Tulane's Alex Bauman catches the winning touchdown pass as USC's Eric Gentry defends.
Tulane's Alex Bauman catches the winning touchdown pass as USC's Eric Gentry defends in the second half of the Goodyear Cotton Bowl Classic on Jan. 2 in Arlington, Texas. Tulane won 46-45. (Ron Jenkins / Getty Images)

Still, those results didn't change how Riley felt about the future of his defense under Grinch. Nor did it change the scale of USC’s stellar turnaround, from a 4-8 disaster to an 11-3 contender that came up a game short of the College Football Playoff semifinals during the first season of a new regime.

While coming to terms with his defense’s shortcomings, Riley was sure to reiterate that fact.

“It can’t get lost, the historic turnaround that happened this season,” Riley said. “It can’t get lost. And not just the 11 wins and team success and individual success, but just across the entire program. We could have won seven or eight games and then if all the things internally still had happened, you could recognize the progress internally by other measuring sticks.”

Ending an otherwise bright season on a bitter note in the Cotton Bowl didn’t help that perception. But Riley said he never wavered in his backing of Grinch. The staff was already working on how to iron out its defensive issues on the plane ride home from Dallas.

The week that followed included “a deep dive” into all that ailed the unit this season. All the while, frustrated fans speculated whether Riley would fire Grinch for his failings down the stretch of his first season.

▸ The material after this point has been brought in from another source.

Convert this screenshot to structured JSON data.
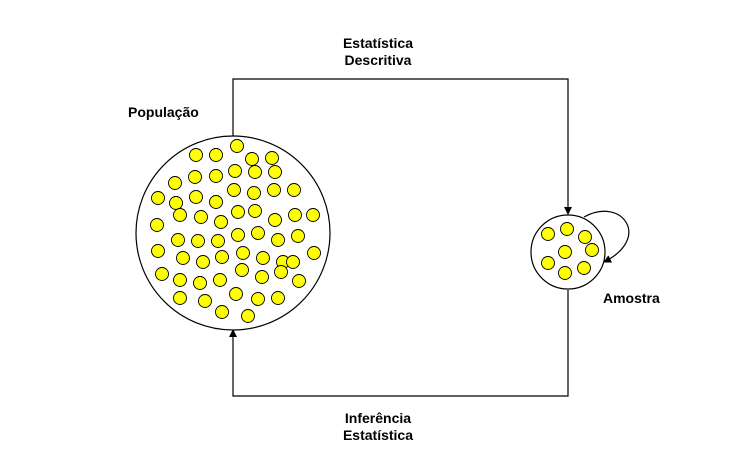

That week, Riley said, gave him “clarity of exactly where we were and where we’re at in all parts of the program.”

“It’s a world for us, you can very easily get tempted into making emotional quick decisions because the rest of the world wants you to, and everybody lives and dies with every game and every play,” Riley said.

USC defensive coordinator coach Alex Grinch looks on during a game against California.
USC defensive coordinator coach Alex Grinch looks on during a game against California on Nov. 5, 2022, at the Coliseum. (Icon Sportswire / Getty Images)

But Riley said he refused to judge Grinch over a single season, having seen him turn around other defenses in the past.

He pointed instead to Texas, his former rival, where coach Steve Sarkisian opted this season to stick with his defensive coordinator, Pete Kwiatkowski, after a down debut campaign. The Longhorn defense, in turn, experienced a renaissance in Year 2, jumping from 99th to 28th in scoring defense this season.

“[Sarkisian] could’ve left Year 1, freaked out, and that’s a place that, as we all know, will make some rash decisions,” Riley said. “But he held form … and [Kwiatkowski] did what a proven, really good coach at a high level does.”

Riley is betting on the same leap out of Grinch. Though it’s not all on him alone. USC’s coach said he plans to take a more active role on defense now that he’s no longer focused on revamping other parts of the program.

The coming months, he said, will be critical in determining the direction that unit takes from here. USC must find a way to replace the production of its top pass rusher, Tuli Tuipulotu, as well as its top cover corner, Mekhi Blackmon. It’s already raided the transfer portal and added nine defensive recruits, more than USC had in its entire freshman class last season.

But when it comes to the coach leading the way, Riley has no question about where USC’s defense is headed. Whether that confidence will be rewarded remains to be seen.

“Not one second have I ever doubted that we have the right people in the room,” Riley said. “That doesn’t mean you don’t take a look back at it and make sure and confirm those beliefs.”

“But I know we have the right person there.”